Facebook IPO a ho-hummer despite great expectations
Local financial advisers were anything but bullish on Facebook stock Friday, the first day the social networking website traded publicly.
If the stock's debut was any indication, it was just as well.
Facebook's share price, set Thursday at $38, opened at $42.05 on the NASDAQ exchange, climbed to $45 in early trading and closed at $38.23.
"I had one client that expressed interest," Bill Middleton, president of Sound Portfolio Advisors in Mystic, said early in the day. "I said I thought it wasn't a great idea. … Buying an asset at a time and price of the seller's choosing does not seem to be a great idea for a buyer.
"Most IPOs, frankly, are losers."
More than 566 million Facebook shares traded Friday, the largest volume of any IPO in history.
"We're not recommending it," Robert Henderson, president of Lansdowne Wealth Management in Mystic, said Friday afternoon.
Henderson said people might have been interested in buying Facebook shares because of the buzz surrounding the IPO, which generated more than $16 billion, one of the biggest market capitalizations in history.
"There's no harm in that, but in terms of it being a real solid investment, I wouldn't look to allocate too much to it," Henderson said.
Facebook, founded only eight years ago by Mark Zuckerberg, then a student at Harvard, "is still an unproven company," he said.
For most individual investors, the company's shares were out of reach before Friday. Only the investment banks involved in organizing the IPO had access to them.
A lot of people asked about the IPO when it was announced a couple of months ago, Jim Bates, a financial adviser with Edward Jones in Mystic, said.
"We've had a little interest (since then), but it hasn't been as overwhelming as you might think (given all the publicity)," he said. "Our clients tend to be long-term investors. They don't chase something new."

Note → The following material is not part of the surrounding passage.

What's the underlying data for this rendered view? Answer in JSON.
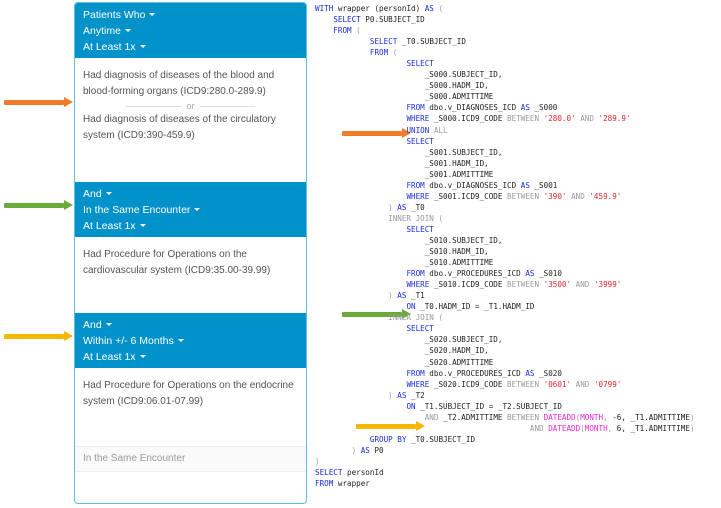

Bates said Edwards Jones put in some orders for Facebook shares late Thursday and Friday morning, before the stock started trading.
"Some people inquired, then decided not to," he said. "I think a lot of investors were torn. If the share price takes off, they'll say 'I wish I had some.' But it might not."
He said his firm typically recommends that clients put a limit on the price they'll pay for a stock, particularly during the first few days of public trading. Otherwise, if the stock price soars, they could find themselves in a bind.
"At the end of the day, you still want to buy low and sell high," Bates said.
The Facebook stock's lackluster showing Friday reinforced Bates' view.
"It just goes to show, the market will do what it does, regardless of the hype," he said after the markets closed. "We know from history that these things are very hard to predict. Making sure a stock is the right fit for your portfolio is the biggest consideration."
Earlier in the day, Middleton, of Sound Portfolio Advisors, was emphatic.
"What's going on now has nothing to do with rationality or business sense," he said of the Facebook buzz. "It's absolutely emotional."
A company's social impact is not necessarily an indication of whether it might be a good investment, Middleton said.
"Think about the airline industry. If you were at Kitty Hawk and someone said we can build this bigger and move hundreds of people at great speeds - that would have sounded like a great investment. But the airline industry, from its inception to now, is a net loser."
He also noted that Facebook's motivation in going public had little to do with raising capital to fund growth, as companies often do. Instead, he said, the IPO was all about generating liquidity for the early investors in the company, many of whom were compensated with Facebook shares.
What kind of investor would be wise to take a big stake in the Facebook IPO?
"A dumb one?" Middleton wondered aloud. "People who are in this are speculators, not investors."